Additionally, the Agent supports providing programmable interfaces to developers based on WASM, for parsing application protocols not yet recognized by the Agent and building business analysis capabilities for specific scenarios.

The Agent supports running in various workload environments:

Runs as a process on Linux/Windows servers, collecting observability data from all processes on the server
Runs as an independent Pod on each K8s Node, collecting observability data from all Pods on the K8s Node
Runs as a Sidecar on each K8s Pod, collecting observability data from all Containers in the Pod
Runs as a process on Android terminal device operating systems, collecting observability data from all processes on the terminal device
Runs as a process on hosts like KVM, Hyper-V, collecting observability data from all virtual machines
Runs as a process on dedicated virtual machines, collecting and analyzing mirrored network traffic from VMware VSS/VDS
Runs as a process on dedicated physical machines, collecting and analyzing mirrored network traffic from physical switches

#4. DeepFlow Server

The DeepFlow Server is implemented in Golang and consists of modules such as Controller, Labeler, Ingester, and Querier:

Controller: Manages Agents, balances and schedules the communication relationship between Agents and Servers, and synchronizes Tag data collected by Agents.
Labeler: Calculates unified attribute tags for all observability signals.
Ingester: Stores observability data in ClickHouse and exports observability data to otel-collector.
Querier: Queries observability data, providing a unified SQL/PromQL interface to query all types of observability data.

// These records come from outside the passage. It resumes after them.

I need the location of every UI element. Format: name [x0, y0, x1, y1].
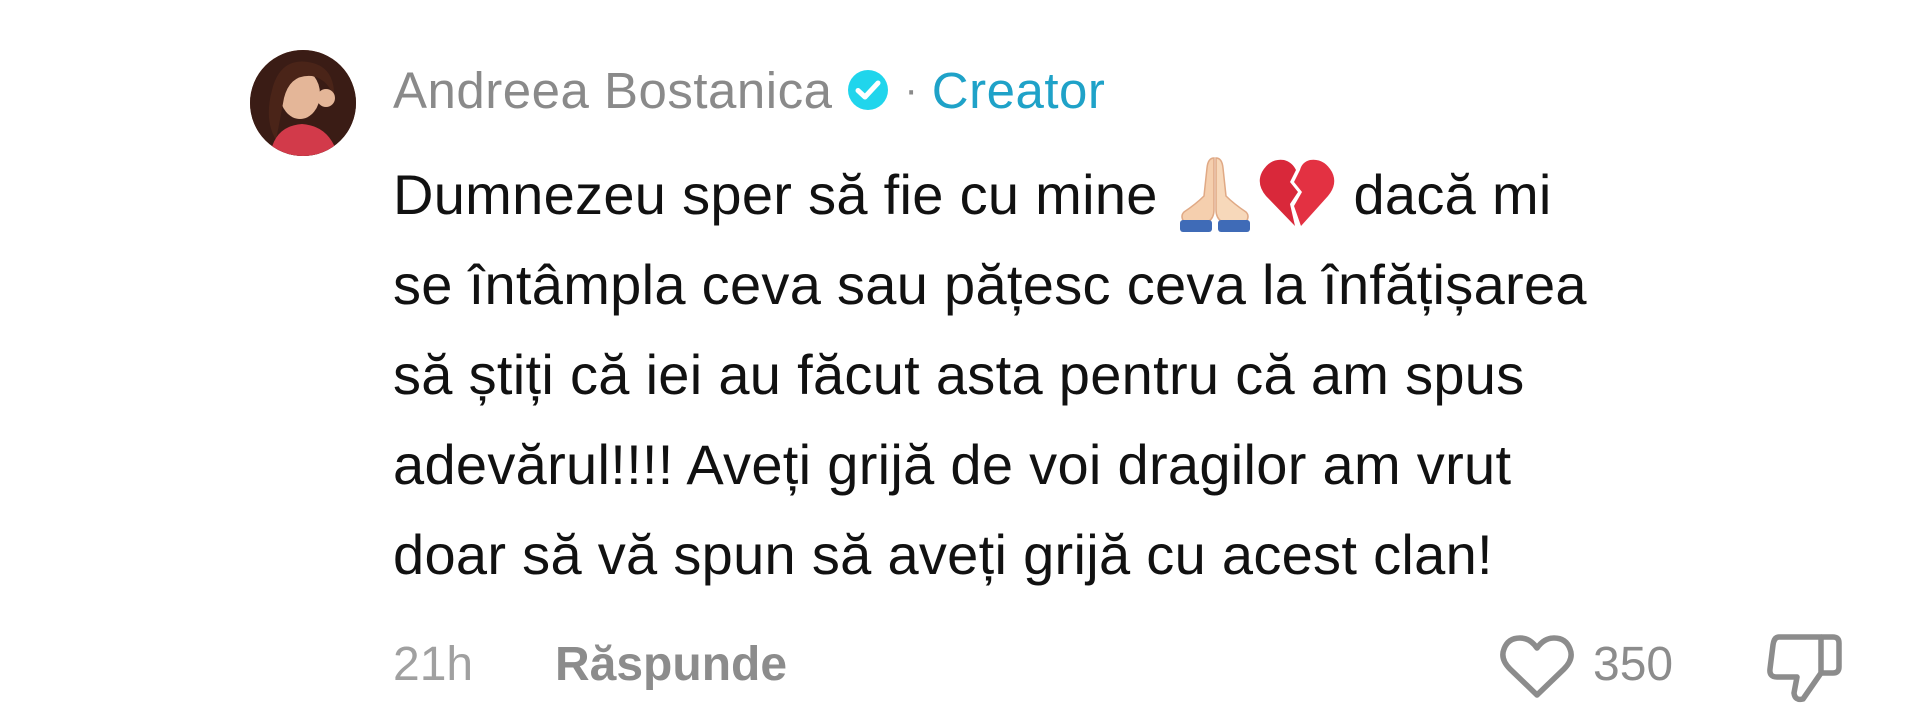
verified-check-icon [846, 68, 890, 112]
comment-text-line: să știți că iei au făcut asta pentru că … [393, 343, 1525, 406]
avatar[interactable] [250, 50, 356, 156]
heart-outline-icon[interactable] [1498, 633, 1576, 701]
thumbs-down-icon[interactable] [1763, 631, 1843, 705]
broken-heart-emoji [1256, 152, 1338, 232]
comment-text-segment: Dumnezeu sper să fie cu mine [393, 163, 1174, 226]
author-name[interactable]: Andreea Bostanica [393, 61, 832, 120]
avatar-image [250, 50, 356, 156]
comment-header: Andreea Bostanica · Creator [393, 55, 1105, 125]
creator-badge: Creator [931, 61, 1106, 119]
comment-item: Andreea Bostanica · Creator Dumnezeu spe… [0, 0, 1917, 703]
comment-text: Dumnezeu sper să fie cu mine dacă mi se … [393, 150, 1873, 600]
comment-footer: 21h Răspunde 350 [393, 633, 1873, 703]
comment-timestamp: 21h [393, 638, 474, 691]
comment-text-line: Dumnezeu sper să fie cu mine dacă mi [393, 150, 1873, 240]
comment-text-segment: dacă mi [1337, 163, 1552, 226]
reply-button[interactable]: Răspunde [555, 637, 787, 692]
comment-text-line: adevărul!!!! Aveți grijă de voi dragilor… [393, 433, 1512, 496]
comment-text-line: se întâmpla ceva sau pățesc ceva la înfă… [393, 253, 1587, 316]
folded-hands-emoji [1174, 152, 1256, 232]
separator-dot: · [904, 67, 918, 112]
like-count: 350 [1593, 638, 1674, 691]
comment-text-line: doar să vă spun să aveți grijă cu acest … [393, 523, 1493, 586]
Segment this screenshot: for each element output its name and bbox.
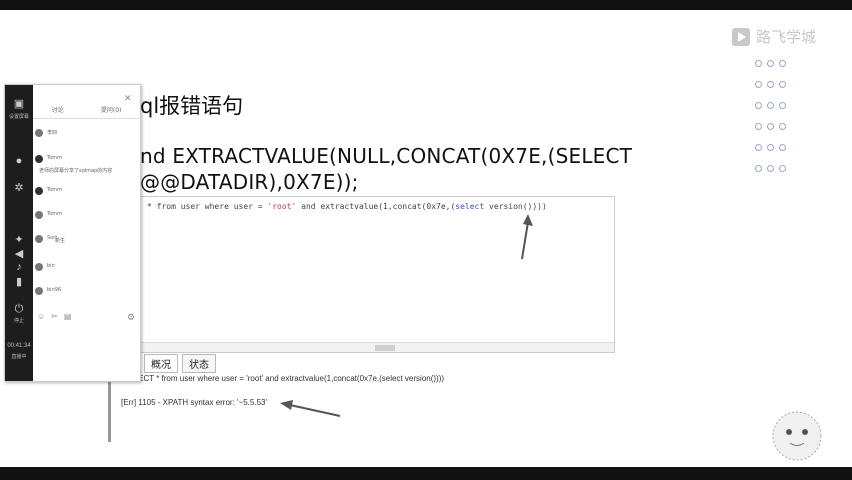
sidebar-toolbar: ▣ 设置屏幕 ● ✲ ✦ ◀ ♪ ▮ ⏻ 停止 00:41:34 直播中 — [5, 85, 33, 381]
brand-logo: 路飞学城 — [732, 26, 816, 47]
mascot-illustration — [772, 411, 822, 461]
emoji-icon[interactable]: ☺ — [37, 312, 45, 321]
stop-label: 停止 — [13, 318, 24, 324]
list-item: Sort — [35, 235, 57, 243]
bottom-letterbox — [0, 467, 852, 480]
screen-share-label: 设置屏幕 — [8, 114, 29, 120]
top-letterbox — [0, 0, 852, 10]
list-item: 李四 — [35, 129, 57, 137]
horizontal-scrollbar[interactable] — [139, 342, 614, 352]
list-item: 新生 — [55, 238, 66, 244]
close-icon[interactable]: ✕ — [124, 93, 132, 104]
arrow-left-icon — [280, 400, 341, 417]
speaker-icon[interactable]: ◀ — [12, 247, 26, 260]
scissors-icon[interactable]: ✂ — [51, 312, 58, 321]
gear-icon[interactable]: ⚙ — [127, 312, 135, 323]
arrow-up-icon — [521, 214, 533, 260]
screen-share-icon[interactable]: ▣ — [12, 97, 26, 110]
sidebar-tabs: 讨论 提问(0) — [33, 105, 140, 119]
live-time: 00:41:34 — [7, 343, 31, 349]
music-icon[interactable]: ♪ — [12, 261, 26, 273]
tab-questions[interactable]: 提问(0) — [101, 105, 122, 114]
list-item: bin — [35, 263, 55, 271]
power-icon[interactable]: ⏻ — [12, 303, 26, 315]
chat-tools: ☺ ✂ ▤ — [37, 312, 71, 321]
executed-query: SELECT * from user where user = 'root' a… — [123, 374, 445, 383]
list-item: bin96 — [35, 287, 61, 295]
slide-code-line-1: nd EXTRACTVALUE(NULL,CONCAT(0X7E,(SELECT — [140, 144, 633, 168]
live-status: 直播中 — [11, 354, 27, 360]
scrollbar-thumb[interactable] — [375, 345, 395, 351]
chart-icon[interactable]: ▮ — [12, 275, 26, 288]
settings-icon[interactable]: ✲ — [12, 181, 26, 194]
brand-name: 路飞学城 — [756, 28, 817, 46]
slide-title: ql报错语句 — [140, 94, 244, 118]
image-icon[interactable]: ▤ — [64, 312, 72, 321]
camera-icon[interactable]: ● — [12, 155, 26, 167]
sql-editor[interactable]: * from user where user = 'root' and extr… — [138, 196, 615, 353]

DeepFlow's tag injection mechanism has two features:

AutoTagging: Automatically injects unified attribute tags into all observability data, including cloud resource attributes, container resource attributes, K8s Label/Annotation/Env, business attributes in CMDB, etc., eliminating data silos and enhancing data drill-down capabilities.
SmartEncoding: Injects only a small number of pre-encoded meta tags into the data, with most other tags (Custom Tags) stored separately from the observability signals. Through an automatic correlation query mechanism, users experience direct querying on a BigTable. Actual operational data in production environments show that SmartEncoding can reduce tag storage overhead by an order of magnitude.

Multi-Cluster and Multi-Region Management Capabilities of the Server

The DeepFlow Server runs as Pods in a K8s cluster, supporting horizontal scaling. The Server cluster can automatically balance and schedule the communication relationship between Agents and Servers based on the data from Agents. A Server cluster can manage Agents in multiple heterogeneous resource pools. The enterprise edition supports unified management across multiple regions.